WE left Tokio on the 17th, at 6.46 A.M., for a station called Utsumorama, ninety-three miles. Arrived at noon, and, after an excellent lunch, started in jinrickishas for this place, and a most extraordinary and unique trip it proved to be.

The road was built hundreds of years ago by a Shinto king, and is an admirable example of engineering; well drained, and with an excellent foundation of small stones, which needed only a top-dressing and a steam roller to make it as good as any in Europe. It is lined on both sides with immense pine and cedar trees. Many of these trees are twelve feet in diameter; and often the roots are grown together, so that four or five trees look like one. They are sixty to eighty feet high, and afford an excellent shade.

The distance from the railway station to this place is twenty-five miles, and we made it in four hours with two men harnessed to the jinrickishas tandem. We made only one stop of half an hour for lunch, which we brought with us, and ate at one of the numerous tea-houses.

We arrived at 4 P.M., delighted at the wonderful sights, but much fatigued and very cold. Rooms had been engaged for us in an excellent hotel, excellent in all respects except that there was no way of heating, unless with pans of charcoal. I suffered greatly from the cold, though I had warm clothing, including a heavy overcoat which had done me good service the previous winter at Montreal when the thermometer stood at thirty degrees below zero.

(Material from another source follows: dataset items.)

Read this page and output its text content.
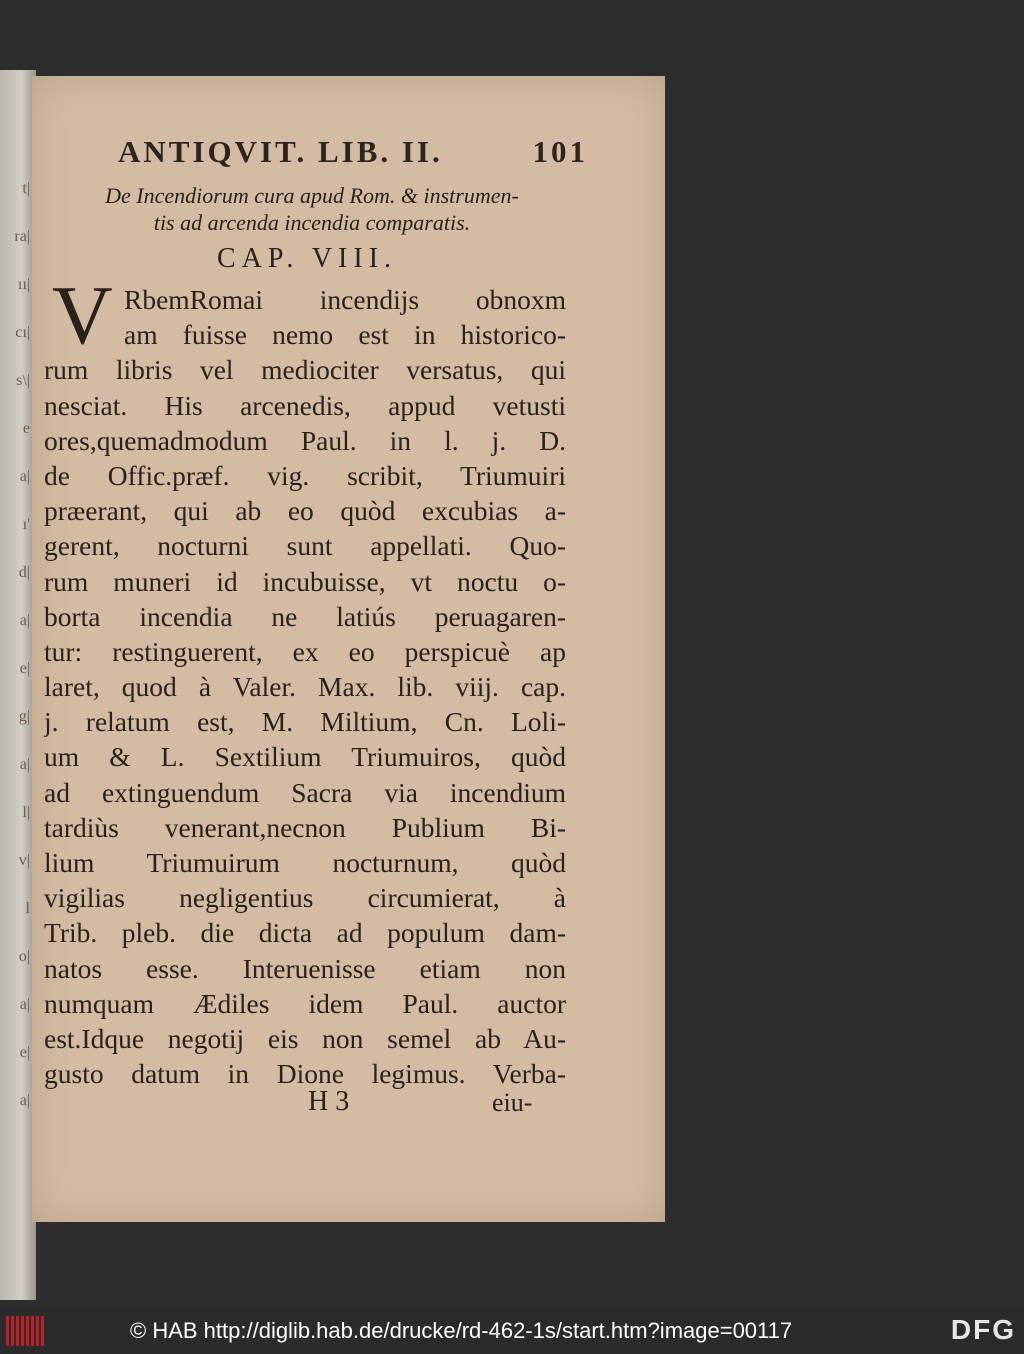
t|
ra|
ıı|
cı|
s\|
e
a|
ı'
d|
a|
e|
g|
a|
l|
v|
l
o|
a|
e|
a|
ANTIQVIT. LIB. II.	101
De Incendiorum cura apud Rom. & instrumen-
tis ad arcenda incendia comparatis.
CAP. VIII.
V RbemRomai incendijs obnoxm
am fuisse nemo est in historico-
rum libris vel mediociter versatus, qui
nesciat. His arcenedis, appud vetusti
ores,quemadmodum Paul. in l. j. D.
de Offic.præf. vig. scribit, Triumuiri
præerant, qui ab eo quòd excubias a-
gerent, nocturni sunt appellati. Quo-
rum muneri id incubuisse, vt noctu o-
borta incendia ne latiús peruagaren-
tur: restinguerent, ex eo perspicuè ap
laret, quod à Valer. Max. lib. viij. cap.
j. relatum est, M. Miltium, Cn. Loli-
um & L. Sextilium Triumuiros, quòd
ad extinguendum Sacra via incendium
tardiùs venerant,necnon Publium Bi-
lium Triumuirum nocturnum, quòd
vigilias negligentius circumierat, à
Trib. pleb. die dicta ad populum dam-
natos esse. Interuenisse etiam non
numquam Ædiles idem Paul. auctor
est.Idque negotij eis non semel ab Au-
gusto datum in Dione legimus. Verba-
H 3	eiu-
© HAB http://diglib.hab.de/drucke/rd-462-1s/start.htm?image=00117	DFG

Near the hotel are a dozen, or more, costly and grotesque edifices, much adorned with carved wood statues of horrible-looking beasts and devils, covered with bronze and gold. There are temples of Buddha, and gorgeous mausoleums of kings who died five hundred years ago, situated in a park of big trees; but looking at them, though interesting, was not agreeable, and I was quite satisfied with one visit.

To-day we made an excursion to a lake among the mountains, five thousand feet high. I was furnished with a mountain horse which proved an ugly brute; kicked and stumbled, and put the bit between his teeth, so that I could not control him, and he nearly trotted the life out of me. We went up and along the winding paths, passing numerous water-falls, one of which was 750 feet high, and at last reached the lake, which is of great beauty. The mountains rise directly from the water's edge. They are covered to their very tops with green trees, the leaves of which have a singular feathery appearance.

The tea-houses where we stopped for lunch were models of cleanliness and comfort. We brought our own provisions as usual, but had in addition a boiled fish just taken from the lake.

We stopped in and around the tea-houses for some hours; and then I mounted my ugly brute of a horse and rode back to the hotel, a much used-up man. I was glad to get a bath and to retire early.

We returned to the railway station by the road we came, and again made the distance in four hours, with only one stop of fifteen minutes.